TDF was not the only entity showing concern over the new channel. Opposition also came from video club owners as well as film production and distribution companies, as Télé Free Dom was broadcasting feature films illegally. By 1987, when Le Monde visited the station, although its standards of living were lower than in the mainland, Réunion had a high usage of video equipment (especially VCRs). Its programming, however, was seen as mediocre, with its original programming being of low quality, as well as barely-paid entertainment shows and pirated karate and pornographic films, all dependent on intermediaries from Paris. The pornographic movies were acquired "in package, in kilos". In 1987, the channel increased its airtime, running from 10am to midnight on working days and 24 hours a day on weekends and on school holidays. RFO's two channels, by contrast, only opened in the afternoon (averaging eight hours on RFO 1 and four on RFO 2). One of its measures to combat RFO was increasing the amount of local programming, which on its competitor was limited to the news. Debates were the most prominent, with formats such as Face à la presse, Télé Free-ctions and Télé Doléances (adapted from the radio format Radio Doléances). The move to localize its offer came precisely at a time when RFO was forced to start full production of its news and current affairs programs from Paris, which were later sent to the overseas departments and territories.

On May 30, 1989, CSA initiated a new licensing round for a private station. The bidders were Télé Free Dom, TVB, Télé Run, Télé Réunion and Antenne Réunion, which was coupled with Canal+ Réunion, an encrypted service. Antenne Réunion won the license on 2 March 1990, causing concern from Camille Sudre. The channel started organizing Télé Riposte as an act of protest against Antenne Réunion, which was going to occupy Télé Free Dom's existing UHF frequency (25). For twelve hours a day, protests and calls for its legalization were seen on the station. On 7 March, the protest had reached Saint-Denis, hoping for CSA to legalize the station. After these protests, discussions between CSA and Free Dom's leader failed. Camille Sudre announced that she would bid for a new television channel, Télé Liberté.

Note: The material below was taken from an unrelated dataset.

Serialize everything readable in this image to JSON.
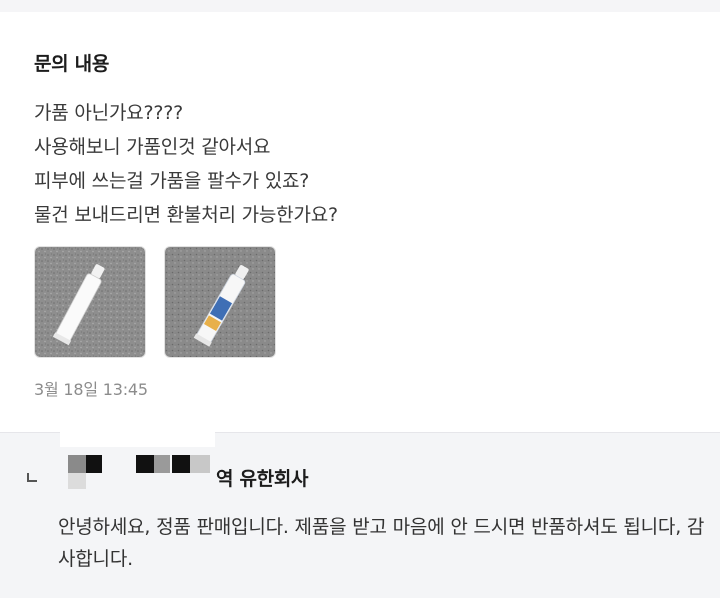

CSA eventually established an ultimatum, where the station was set to go off air from 1 February 1991, in order to use the frequency for Antenne Réunion. A few hours later, the station resumed broadcasting on a new frequency (channel 28).

The reopening on channel 28 was met with opposition from Sudre, who announced that she would not take her channel off air. On 16 February, she announced a mass rally for the next week, which was already being planned by its radio sister station. Hundreds of CRS agents were supposed to enter the airport, but, in reality, only around 100 were involved, as the island's government did not have enough resources during the Gulf War. When the final attempt failed, the government suspended all protests, but on 23 February, Sudre set up an appeal against the decision. The following day, between 6 and 9am, CRS headed over to its transmitters at La Montagne, shutting down its broadcasts. The apprehension of the transmitting equipment initiated a series of violent acts, which included attacks against a Groupe Bourbon supermarket, as its owner, Jacques de Chateauvieux, was the founder of Antenne Réunion. The channel continued applying for a legal license, hoping to become the fourth television channel in Réunion.

A final round of licenses in June 1992 gave Télé Free Dom a possible chance of returning, putting the station against six other competitors: Antenne Réunion, TV4, Télé Arc-en-ciel, Télé Korail, Télé Océane, TV Sud and Sky Réunion. Of these seven, only five (Télé Free Dom, Antenne Réunion, TV4, TV Sud and Télé Océane) received preliminary licenses. Télé Free Dom later lost one of its transmitters to a cyclone and did not resume its plans to continue broadcasting, this time legally. The radio station continues operating. Out of all the channels approved in 1992, only Antenne Réunion continues on air.